Now, this assumes we are confronting actual sin and not preferences. Confrontation becomes controlling when we confront non-sin as sin.
But insofar as it’s sin that is being addressed, in no way is that person playing the Holy Spirit. Rather, they are obeying him. They are not supplanting the Holy Spirit, but submitting to him. Further, the Apostle of grace prescribed confrontation of sin as a critical administering of soul-care (i.e. 1 Cor 5:2, Gal 6:1-3). For those reasons, this boogeyman can be especially harmful.
We need God’s people to be pushy. Sin is dangerous. It’s deception is even more dangerous. And hell is a big deal. So, few things are more loving than people in my life who will forcefully push me from hell’s edge. It’s like Spurgeon once said:
“Oh, my brothers and sisters in Christ, if sinners will be damned, at least let them leap to hell over our bodies; and if they will perish, let them perish with our arms about their knees, imploring them to stay, and not madly to destroy themselves. If hell must be filled, at least let it be filled in the teeth of our exertions, and let not one go there unwarned and unprayed for.”
Would to God that more people loved us enough to be pushy and controlling in that sense. Again, doing so is loving. “A man who hardens his neck after much reproof will suddenly be broken beyond remedy” (Prov 29:1).
Further, those tragic cases of church discipline (“If he refuses to listen even to the church, let him be to you as a Gentile and a tax collector,” Matt 18:17) can neither be labeled “tyrannical coercion.” In fact, they are quite the opposite. When local church leadership obediently follows through with this command, they are, in effect, saying: “Lord, we do not control the church, you do. You love her very much. Thus, as stewards of your blood-bought elect in this local body, we continue to acknowledge your control, while not pretending to have control, by obeying this command. Please, would you grant repentance to this erring individual we love.”
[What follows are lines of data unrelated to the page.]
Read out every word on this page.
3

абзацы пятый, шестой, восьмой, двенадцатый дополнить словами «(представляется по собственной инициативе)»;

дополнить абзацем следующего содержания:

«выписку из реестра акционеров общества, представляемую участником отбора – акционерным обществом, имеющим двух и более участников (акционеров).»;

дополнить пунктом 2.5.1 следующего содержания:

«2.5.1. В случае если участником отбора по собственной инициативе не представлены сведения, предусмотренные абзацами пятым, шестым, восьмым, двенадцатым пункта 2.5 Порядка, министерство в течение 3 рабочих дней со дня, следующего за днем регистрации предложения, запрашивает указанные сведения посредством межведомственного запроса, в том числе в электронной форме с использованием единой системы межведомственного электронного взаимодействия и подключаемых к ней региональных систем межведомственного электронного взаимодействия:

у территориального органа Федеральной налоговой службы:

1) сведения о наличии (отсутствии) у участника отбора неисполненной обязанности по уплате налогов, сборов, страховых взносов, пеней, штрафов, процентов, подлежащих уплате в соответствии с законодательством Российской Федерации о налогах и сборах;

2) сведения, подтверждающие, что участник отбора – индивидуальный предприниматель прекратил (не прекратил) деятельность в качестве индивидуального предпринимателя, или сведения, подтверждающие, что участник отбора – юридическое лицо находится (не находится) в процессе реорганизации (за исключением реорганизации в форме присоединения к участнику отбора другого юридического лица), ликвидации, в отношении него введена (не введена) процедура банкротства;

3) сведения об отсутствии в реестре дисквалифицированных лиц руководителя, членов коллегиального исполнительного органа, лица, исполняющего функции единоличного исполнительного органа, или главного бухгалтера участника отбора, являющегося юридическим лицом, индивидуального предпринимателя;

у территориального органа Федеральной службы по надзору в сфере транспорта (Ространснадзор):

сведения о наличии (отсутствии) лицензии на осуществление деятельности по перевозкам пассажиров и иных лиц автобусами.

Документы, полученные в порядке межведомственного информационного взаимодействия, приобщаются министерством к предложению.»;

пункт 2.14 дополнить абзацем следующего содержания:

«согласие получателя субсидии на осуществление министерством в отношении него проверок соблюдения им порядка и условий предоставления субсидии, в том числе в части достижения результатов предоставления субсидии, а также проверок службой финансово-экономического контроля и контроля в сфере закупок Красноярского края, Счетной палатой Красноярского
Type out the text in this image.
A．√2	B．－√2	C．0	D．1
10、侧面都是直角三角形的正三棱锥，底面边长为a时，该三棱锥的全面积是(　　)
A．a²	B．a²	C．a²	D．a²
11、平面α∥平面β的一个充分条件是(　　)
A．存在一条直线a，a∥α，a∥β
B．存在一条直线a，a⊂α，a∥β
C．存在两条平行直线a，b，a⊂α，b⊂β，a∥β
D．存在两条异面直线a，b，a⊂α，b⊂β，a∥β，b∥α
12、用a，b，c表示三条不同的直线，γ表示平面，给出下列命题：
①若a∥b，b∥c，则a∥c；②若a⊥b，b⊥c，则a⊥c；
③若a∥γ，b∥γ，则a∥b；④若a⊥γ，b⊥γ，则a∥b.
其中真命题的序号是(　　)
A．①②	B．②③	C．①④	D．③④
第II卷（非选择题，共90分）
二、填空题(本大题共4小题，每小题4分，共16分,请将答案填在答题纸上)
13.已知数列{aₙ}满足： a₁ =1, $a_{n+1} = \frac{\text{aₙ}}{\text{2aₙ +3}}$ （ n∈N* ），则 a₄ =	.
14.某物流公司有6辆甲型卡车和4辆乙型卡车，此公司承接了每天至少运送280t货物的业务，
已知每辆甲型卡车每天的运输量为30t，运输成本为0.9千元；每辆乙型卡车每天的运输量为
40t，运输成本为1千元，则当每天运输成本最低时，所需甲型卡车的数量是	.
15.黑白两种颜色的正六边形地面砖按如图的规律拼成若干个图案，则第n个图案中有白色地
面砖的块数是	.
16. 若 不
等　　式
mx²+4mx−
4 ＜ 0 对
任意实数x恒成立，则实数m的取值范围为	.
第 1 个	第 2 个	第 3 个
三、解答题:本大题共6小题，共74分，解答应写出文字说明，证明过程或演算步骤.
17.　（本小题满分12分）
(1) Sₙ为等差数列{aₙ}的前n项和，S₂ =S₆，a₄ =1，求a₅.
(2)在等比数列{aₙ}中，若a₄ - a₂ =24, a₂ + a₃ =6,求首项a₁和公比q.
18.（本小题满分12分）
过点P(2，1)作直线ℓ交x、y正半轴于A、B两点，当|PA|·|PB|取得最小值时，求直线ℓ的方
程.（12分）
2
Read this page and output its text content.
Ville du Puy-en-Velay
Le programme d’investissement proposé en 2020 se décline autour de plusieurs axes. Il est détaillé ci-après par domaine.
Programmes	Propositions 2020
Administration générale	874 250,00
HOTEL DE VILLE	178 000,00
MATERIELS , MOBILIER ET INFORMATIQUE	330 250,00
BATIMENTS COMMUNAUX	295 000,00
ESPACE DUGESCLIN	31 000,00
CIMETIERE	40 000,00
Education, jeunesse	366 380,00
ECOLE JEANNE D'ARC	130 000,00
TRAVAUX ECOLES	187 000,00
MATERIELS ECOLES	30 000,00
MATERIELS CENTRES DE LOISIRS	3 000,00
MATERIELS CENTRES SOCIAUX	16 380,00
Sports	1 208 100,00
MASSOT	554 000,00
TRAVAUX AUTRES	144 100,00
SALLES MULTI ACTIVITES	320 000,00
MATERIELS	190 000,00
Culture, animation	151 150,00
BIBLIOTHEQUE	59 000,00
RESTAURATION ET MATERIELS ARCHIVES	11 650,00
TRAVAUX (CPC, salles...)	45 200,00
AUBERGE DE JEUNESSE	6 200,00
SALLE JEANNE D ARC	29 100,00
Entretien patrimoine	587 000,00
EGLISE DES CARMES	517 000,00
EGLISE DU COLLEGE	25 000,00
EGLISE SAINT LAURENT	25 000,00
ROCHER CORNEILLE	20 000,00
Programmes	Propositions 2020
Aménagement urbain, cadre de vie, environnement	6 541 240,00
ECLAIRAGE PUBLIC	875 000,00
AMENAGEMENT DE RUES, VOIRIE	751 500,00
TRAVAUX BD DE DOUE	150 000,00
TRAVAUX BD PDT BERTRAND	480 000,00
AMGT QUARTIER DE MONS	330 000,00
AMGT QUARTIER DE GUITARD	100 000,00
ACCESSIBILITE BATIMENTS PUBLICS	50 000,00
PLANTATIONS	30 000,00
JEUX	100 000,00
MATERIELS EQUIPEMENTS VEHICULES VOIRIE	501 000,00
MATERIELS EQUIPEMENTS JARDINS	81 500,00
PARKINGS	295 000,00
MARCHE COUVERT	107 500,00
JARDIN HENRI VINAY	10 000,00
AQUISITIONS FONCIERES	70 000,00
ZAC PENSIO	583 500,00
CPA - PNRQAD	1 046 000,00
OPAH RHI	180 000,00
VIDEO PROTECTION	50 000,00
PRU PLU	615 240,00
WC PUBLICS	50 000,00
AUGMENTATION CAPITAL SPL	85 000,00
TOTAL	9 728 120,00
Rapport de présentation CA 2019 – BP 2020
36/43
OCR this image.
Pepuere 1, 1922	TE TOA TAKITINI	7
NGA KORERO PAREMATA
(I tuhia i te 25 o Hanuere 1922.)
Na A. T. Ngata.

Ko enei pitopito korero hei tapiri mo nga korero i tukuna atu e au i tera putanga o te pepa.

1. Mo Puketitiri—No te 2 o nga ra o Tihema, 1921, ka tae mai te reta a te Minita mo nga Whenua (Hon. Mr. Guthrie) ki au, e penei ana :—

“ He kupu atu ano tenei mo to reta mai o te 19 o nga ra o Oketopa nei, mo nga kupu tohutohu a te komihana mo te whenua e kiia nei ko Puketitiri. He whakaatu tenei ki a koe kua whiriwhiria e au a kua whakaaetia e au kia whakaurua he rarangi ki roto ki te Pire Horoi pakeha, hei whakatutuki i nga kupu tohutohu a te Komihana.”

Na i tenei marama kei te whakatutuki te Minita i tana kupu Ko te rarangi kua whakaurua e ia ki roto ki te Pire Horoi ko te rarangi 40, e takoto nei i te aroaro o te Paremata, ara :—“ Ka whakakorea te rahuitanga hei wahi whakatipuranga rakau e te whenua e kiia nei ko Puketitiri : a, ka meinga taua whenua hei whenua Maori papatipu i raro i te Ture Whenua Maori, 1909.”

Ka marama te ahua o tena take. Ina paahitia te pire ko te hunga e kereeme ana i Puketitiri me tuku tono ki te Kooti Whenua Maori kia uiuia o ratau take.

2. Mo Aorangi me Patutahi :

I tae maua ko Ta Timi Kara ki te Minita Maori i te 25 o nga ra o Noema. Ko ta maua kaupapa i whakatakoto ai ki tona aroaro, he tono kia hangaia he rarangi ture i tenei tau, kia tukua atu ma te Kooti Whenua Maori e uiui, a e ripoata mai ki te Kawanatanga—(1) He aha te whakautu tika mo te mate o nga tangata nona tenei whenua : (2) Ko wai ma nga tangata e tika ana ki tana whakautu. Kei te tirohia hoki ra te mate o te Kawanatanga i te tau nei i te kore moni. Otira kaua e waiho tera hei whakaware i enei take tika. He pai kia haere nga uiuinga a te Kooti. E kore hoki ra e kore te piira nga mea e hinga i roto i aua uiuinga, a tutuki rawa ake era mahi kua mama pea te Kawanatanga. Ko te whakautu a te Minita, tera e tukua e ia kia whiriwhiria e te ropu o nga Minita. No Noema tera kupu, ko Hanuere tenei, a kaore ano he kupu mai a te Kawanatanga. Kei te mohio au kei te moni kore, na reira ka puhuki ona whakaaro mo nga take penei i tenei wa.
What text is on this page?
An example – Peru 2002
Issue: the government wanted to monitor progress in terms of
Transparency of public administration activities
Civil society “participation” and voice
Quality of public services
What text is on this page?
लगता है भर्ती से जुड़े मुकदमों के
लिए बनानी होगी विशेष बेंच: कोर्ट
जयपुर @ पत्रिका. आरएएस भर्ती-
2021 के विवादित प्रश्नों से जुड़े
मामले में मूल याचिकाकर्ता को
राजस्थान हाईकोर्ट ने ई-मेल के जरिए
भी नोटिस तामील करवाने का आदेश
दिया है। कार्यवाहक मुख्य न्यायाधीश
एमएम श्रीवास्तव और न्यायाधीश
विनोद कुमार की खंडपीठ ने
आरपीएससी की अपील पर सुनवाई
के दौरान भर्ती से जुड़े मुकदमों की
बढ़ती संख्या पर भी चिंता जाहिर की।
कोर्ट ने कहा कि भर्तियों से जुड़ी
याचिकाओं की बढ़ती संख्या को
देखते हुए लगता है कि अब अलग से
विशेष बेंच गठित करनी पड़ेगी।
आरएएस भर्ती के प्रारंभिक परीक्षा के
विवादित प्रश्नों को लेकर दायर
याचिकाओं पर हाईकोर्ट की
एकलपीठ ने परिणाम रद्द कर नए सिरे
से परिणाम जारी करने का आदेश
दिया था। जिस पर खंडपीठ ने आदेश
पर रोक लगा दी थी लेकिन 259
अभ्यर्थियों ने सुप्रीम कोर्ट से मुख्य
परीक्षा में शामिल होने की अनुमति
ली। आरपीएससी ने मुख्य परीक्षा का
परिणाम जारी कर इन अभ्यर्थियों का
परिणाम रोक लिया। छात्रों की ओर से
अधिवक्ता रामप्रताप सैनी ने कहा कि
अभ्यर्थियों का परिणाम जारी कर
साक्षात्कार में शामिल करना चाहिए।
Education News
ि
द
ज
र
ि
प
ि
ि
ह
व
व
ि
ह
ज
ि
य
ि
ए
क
So this boogeyman is exactly that. There are few more precarious position than to be hardened by the deceitfulness of sin. Thus, confronting sin is no more controlling than throwing oneself into the sea out of love to rescue a drowning man.
Having said that, there is a real sense in which being controlled is best case scenario for us. In fact, the whole of the Christian life is about being controlled: “For the love of Christ controls us, having concluded this, that one died for all, therefore all died; and He died for all, so that they who live might no longer live for themselves, but for Him who died and rose again on their behalf” (2 Cor 5:14-15, italics mine).
That is the control which we are to pursue and come under: the love of Jesus Christ who gave himself to satisfy the wrath of God in our place. But in no way does this kind of control constitute tyrannical coercion any more than being freed from sin does. This is liberating control. It’s living by the Spirit. It’s freedom. Everything the NT writers call us towards is being increasingly controlled that we might be increasingly free; and being increasingly constrained that we might be increasingly propelled.
So, where tyrannical coercion and lording-it-over exist, we must expose and eradicate it. But not all that stirs in the Christian closet has substance. It might just be a boogeyman needing to be shooed out the door, so as to warmly welcome the controlling love of our Savior.